The final leg of Murray Perahia’s survey of Beethoven’s Piano Concertos, ending with the ‘Emperor’.
As has been remarked, Perahia, in his most recent expositions, has adopted a pared-down approach to the Concertos, confining himself to a paradigm that seems to come much more from historically informed performance, and this ‘Emperor’ was no exception. Changes in tempo there were, but managed subtly, with little over-emphasis of the Romantic (the pre-figuring of Brahms that can happen). Perhaps the most obvious demonstration of this was the modification, in three discrete steps, from the speed of the slow movement to that of the Finale. This was Beethoven, in his thirties, exploring new sonorities, and blazing the trail for Romanticism, if working within the Classical idiom.
Much of the light and shade in this account came from changes in volume – Perahia coaxing from the piano in the first movement the lightest of rippling passages against pizzicatos; or his thundering out of the rising and descending scales towards the end; and the hair-raising muffled tone that he achieved against the timpani in the Finale’s coda. There was some languor in the Adagio, but only as much as one felt Beethoven required from this most tender of creations.

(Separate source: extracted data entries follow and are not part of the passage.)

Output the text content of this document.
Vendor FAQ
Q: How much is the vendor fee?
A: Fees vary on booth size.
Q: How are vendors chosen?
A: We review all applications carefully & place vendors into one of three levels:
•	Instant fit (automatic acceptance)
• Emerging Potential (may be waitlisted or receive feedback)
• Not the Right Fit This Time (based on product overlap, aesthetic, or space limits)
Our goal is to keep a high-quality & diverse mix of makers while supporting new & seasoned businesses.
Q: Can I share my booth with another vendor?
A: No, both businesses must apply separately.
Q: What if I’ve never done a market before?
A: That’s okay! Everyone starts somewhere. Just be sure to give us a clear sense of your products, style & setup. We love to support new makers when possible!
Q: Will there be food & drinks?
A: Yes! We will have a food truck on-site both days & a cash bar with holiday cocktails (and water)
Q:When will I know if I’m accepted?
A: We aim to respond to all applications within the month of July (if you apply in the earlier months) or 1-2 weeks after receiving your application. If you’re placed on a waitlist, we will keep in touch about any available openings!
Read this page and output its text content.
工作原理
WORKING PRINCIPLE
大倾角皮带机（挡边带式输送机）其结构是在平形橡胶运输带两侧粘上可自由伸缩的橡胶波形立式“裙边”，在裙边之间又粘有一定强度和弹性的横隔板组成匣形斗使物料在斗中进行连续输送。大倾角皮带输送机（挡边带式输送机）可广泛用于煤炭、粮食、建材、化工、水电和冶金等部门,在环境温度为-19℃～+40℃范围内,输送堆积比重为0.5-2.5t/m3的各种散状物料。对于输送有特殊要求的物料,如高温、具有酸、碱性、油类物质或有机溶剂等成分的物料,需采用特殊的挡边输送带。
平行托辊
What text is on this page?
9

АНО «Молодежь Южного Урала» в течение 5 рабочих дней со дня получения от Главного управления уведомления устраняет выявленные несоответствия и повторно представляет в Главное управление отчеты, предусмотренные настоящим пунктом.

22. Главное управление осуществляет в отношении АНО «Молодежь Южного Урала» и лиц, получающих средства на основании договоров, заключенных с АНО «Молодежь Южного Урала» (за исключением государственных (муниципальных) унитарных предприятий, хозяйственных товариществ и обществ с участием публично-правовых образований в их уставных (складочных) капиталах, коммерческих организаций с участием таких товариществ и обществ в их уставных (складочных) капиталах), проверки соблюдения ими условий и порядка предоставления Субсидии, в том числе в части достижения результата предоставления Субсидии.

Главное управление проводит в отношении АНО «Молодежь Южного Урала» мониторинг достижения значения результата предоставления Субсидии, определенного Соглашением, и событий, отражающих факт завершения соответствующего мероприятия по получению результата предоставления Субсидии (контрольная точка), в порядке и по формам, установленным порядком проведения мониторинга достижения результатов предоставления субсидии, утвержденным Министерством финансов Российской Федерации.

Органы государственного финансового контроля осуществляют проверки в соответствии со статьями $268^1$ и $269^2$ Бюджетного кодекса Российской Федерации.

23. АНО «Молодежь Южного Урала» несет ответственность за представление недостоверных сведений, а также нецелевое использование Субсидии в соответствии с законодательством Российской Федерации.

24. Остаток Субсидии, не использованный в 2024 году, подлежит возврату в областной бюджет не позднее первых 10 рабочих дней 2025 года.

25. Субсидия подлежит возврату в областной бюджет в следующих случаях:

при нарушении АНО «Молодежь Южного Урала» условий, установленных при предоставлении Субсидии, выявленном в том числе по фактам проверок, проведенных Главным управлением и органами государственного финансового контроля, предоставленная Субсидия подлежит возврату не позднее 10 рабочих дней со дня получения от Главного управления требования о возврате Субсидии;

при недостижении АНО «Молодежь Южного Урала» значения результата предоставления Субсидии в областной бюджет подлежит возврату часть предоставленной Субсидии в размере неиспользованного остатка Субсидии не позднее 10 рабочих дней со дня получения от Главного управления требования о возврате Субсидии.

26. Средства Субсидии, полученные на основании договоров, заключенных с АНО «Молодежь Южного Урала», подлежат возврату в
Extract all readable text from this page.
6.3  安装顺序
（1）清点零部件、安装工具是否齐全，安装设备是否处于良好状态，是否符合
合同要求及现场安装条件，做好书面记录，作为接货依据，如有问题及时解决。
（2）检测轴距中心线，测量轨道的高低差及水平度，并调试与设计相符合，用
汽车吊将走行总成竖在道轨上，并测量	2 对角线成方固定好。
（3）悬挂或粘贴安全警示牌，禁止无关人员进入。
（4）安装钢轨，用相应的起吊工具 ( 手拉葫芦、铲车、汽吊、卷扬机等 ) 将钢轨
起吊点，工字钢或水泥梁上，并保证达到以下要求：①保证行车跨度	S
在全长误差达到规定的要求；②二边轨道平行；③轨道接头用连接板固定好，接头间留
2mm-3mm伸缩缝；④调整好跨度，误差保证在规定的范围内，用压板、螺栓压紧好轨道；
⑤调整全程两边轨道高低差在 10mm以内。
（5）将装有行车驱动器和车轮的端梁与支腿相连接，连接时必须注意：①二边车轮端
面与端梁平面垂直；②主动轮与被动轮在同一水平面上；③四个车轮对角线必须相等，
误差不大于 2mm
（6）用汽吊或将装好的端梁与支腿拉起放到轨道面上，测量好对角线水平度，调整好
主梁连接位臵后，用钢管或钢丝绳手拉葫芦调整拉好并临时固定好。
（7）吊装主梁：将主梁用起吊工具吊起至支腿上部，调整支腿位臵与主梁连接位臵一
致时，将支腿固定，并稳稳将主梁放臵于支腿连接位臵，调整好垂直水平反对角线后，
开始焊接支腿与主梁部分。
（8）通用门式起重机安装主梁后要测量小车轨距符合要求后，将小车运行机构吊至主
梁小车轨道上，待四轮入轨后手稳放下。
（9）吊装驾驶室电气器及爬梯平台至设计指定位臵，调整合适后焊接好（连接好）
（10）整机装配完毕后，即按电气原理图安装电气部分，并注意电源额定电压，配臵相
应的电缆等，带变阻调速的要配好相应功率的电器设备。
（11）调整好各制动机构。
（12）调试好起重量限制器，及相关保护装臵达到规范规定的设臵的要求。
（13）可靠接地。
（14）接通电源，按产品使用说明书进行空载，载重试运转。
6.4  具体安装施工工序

The ASMF also produced some magnificent contrasts in dynamic, and responded well to Perahia’s direction. Tristan Fry’s hard-stick timpani gave the Concerto the sort of edge that one might have heard from the Hanover Band 1980s’ Beethoven performances, and the wind section – particularly the horns (there was a magical horn note at the reiteration of the opening fanfares of the first movement) – reminded listeners that it was Beethoven’s more-raw writing for winds that took him away from polite Classical form.
In the first half, there were performances at opposite ends of the interpretative spectrum. Given the F-major’s Romance these-you-have-loved status, it’s probably impossible to play this piece in any other way than to pluck at the heartstrings, and the band gave full rein to this, with Tomo Keller producing handfuls of sweetly swooping notes.
The account of the First Symphony was of another order altogether. Performed by nearly forty ASMF players (with the barest of nods now and again from Keller), it was the triumph of the evening. This was unpasteurised Beethoven, taken at a hefty lick and with plenty of youthful energy – full of sudden dynamic changes and perky rhythmic interjections from throaty brass and intrusive timpani. It wasn’t without elegance – ‘Papa’ Haydn was present in the Andante cantabile – but it demonstrated perfectly Beethoven’s restless need to break the mould, and provided a consummately performed reminder that the catalogue of great Beethoven Symphonies doesn’t begin with the ‘Eroica’.